Wocial: Moral distress has been correlated with secondary traumatic stress, burnout, intent to leave a position and depressive symptoms. According to the National Academies of Science, Engineering and Medicine, we are facing an epidemic of physician burnout. When health care providers have higher levels of moral distress, they may distance themselves from patients. Patients may suffer due to lack of continuity of care that is essential for high-quality patient care. Because moral distress is often associated with poor communication, it is often a sign of a problem within the health care environment.

Q: The study found that physicians caring for patients in nursing homes were less likely to experience moral distress. Why is that?

Torke: Unfortunately, our study does not tell us why patients in nursing homes led to less moral distress. We know that patients who are long-term residents of nursing homes tend to have poor health, and it may have been the case that there was more agreement to avoid life-sustaining treatments for those patients. Future research is needed to prove this.

Q: What interventions are needed to reduce moral distress?

Torke: We found that moral distress is lower when patients have discussed their own wishes for future treatment, a process called advanced care planning.
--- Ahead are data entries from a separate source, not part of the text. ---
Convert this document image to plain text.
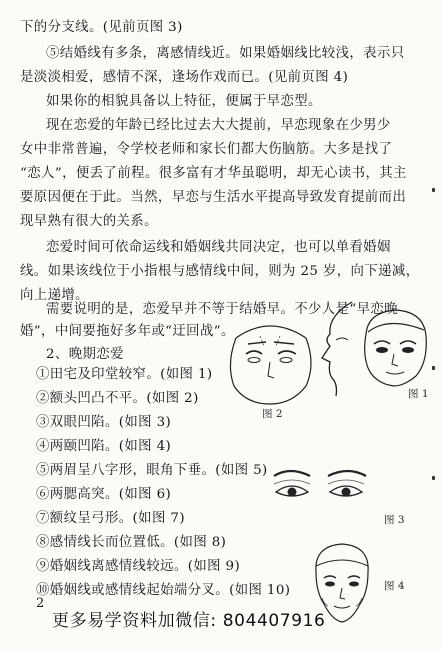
下的分支线。(见前页图 3)
⑤结婚线有多条，离感情线近。如果婚姻线比较浅，表示只
是淡淡相爱，感情不深，逢场作戏而已。(见前页图 4)
如果你的相貌具备以上特征，便属于早恋型。
现在恋爱的年龄已经比过去大大提前，早恋现象在少男少
女中非常普遍，令学校老师和家长们都大伤脑筋。大多是找了
“恋人”，便丢了前程。很多富有才华虽聪明，却无心读书，其主
要原因便在于此。当然，早恋与生活水平提高导致发育提前而出
现早熟有很大的关系。
恋爱时间可依命运线和婚姻线共同决定，也可以单看婚姻
线。如果该线位于小指根与感情线中间，则为 25 岁，向下递减，
向上递增。
需要说明的是，恋爱早并不等于结婚早。不少人是“早恋晚
婚”，中间要拖好多年或“迂回战”。
2、晚期恋爱
①田宅及印堂较窄。(如图 1)
②额头凹凸不平。(如图 2)
③双眼凹陷。(如图 3)
④两颐凹陷。(如图 4)
⑤两眉呈八字形，眼角下垂。(如图 5)
⑥两腮高突。(如图 6)
⑦额纹呈弓形。(如图 7)
⑧感情线长而位置低。(如图 8)
⑨婚姻线离感情线较远。(如图 9)
⑩婚姻线或感情线起始端分叉。(如图 10)
图 1
图 2
图 3
图 4
2
更多易学资料加微信: 804407916
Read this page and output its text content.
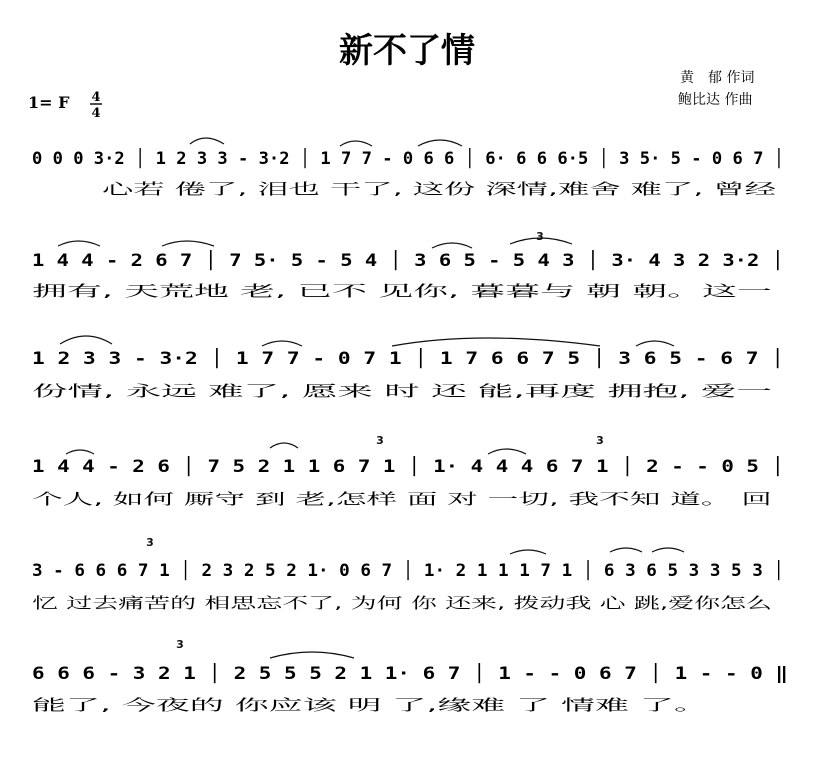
新不了情
1= F 4
4
黄　郁 作词
鲍比达 作曲
0 0 0 3·2 │ 1 2 3 3 - 3·2 │ 1 7 7 - 0 6 6 │ 6· 6 6 6·5 │ 3 5· 5 - 0 6 7 │
心若 倦了, 泪也 干了, 这份 深情,难舍 难了, 曾经
1 4 4 - 2 6 7 │ 7 5· 5 - 5 4 │ 3 6 5 - 5 4 3 │ 3· 4 3 2 3·2 │
拥有, 天荒地 老, 已不 见你, 暮暮与 朝 朝。这一
1 2 3 3 - 3·2 │ 1 7 7 - 0 7 1 │ 1 7 6 6 7 5 │ 3 6 5 - 6 7 │
份情, 永远 难了, 愿来 时 还 能,再度 拥抱, 爱一
1 4 4 - 2 6 │ 7 5 2 1 1 6 7 1 │ 1· 4 4 4 6 7 1 │ 2 - - 0 5 │
个人, 如何 厮守 到 老,怎样 面 对 一切, 我不知 道。 回
3 - 6 6 6 7 1 │ 2 3 2 5 2 1· 0 6 7 │ 1· 2 1 1 1 7 1 │ 6 3 6 5 3 3 5 3 │
忆 过去痛苦的 相思忘不了, 为何 你 还来, 拨动我 心 跳,爱你怎么
6 6 6 - 3 2 1 │ 2 5 5 5 2 1 1· 6 7 │ 1 - - 0 6 7 │ 1 - - 0 ‖
能了, 今夜的 你应该 明 了,缘难 了 情难 了。
3
3	3
3
3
Dr. Wocial and I are currently collaborating on an [National Institute on Aging]-funded study in which nurses will visit a patient in the home and conduct an in-depth advance care planning discussion. We are studying whether this discussion will help older adults get the care they prefer, even when they cannot make their own decisions. Improving this process may also improve the moral distress of the clinicians taking care of older adults in the hospital.

Reference:

Wocial LD, et al. J Gen Intern Med. 2020;doi:10.1007/s11606-020-05652-1.

Disclosures: The authors report no relevant financial disclosures.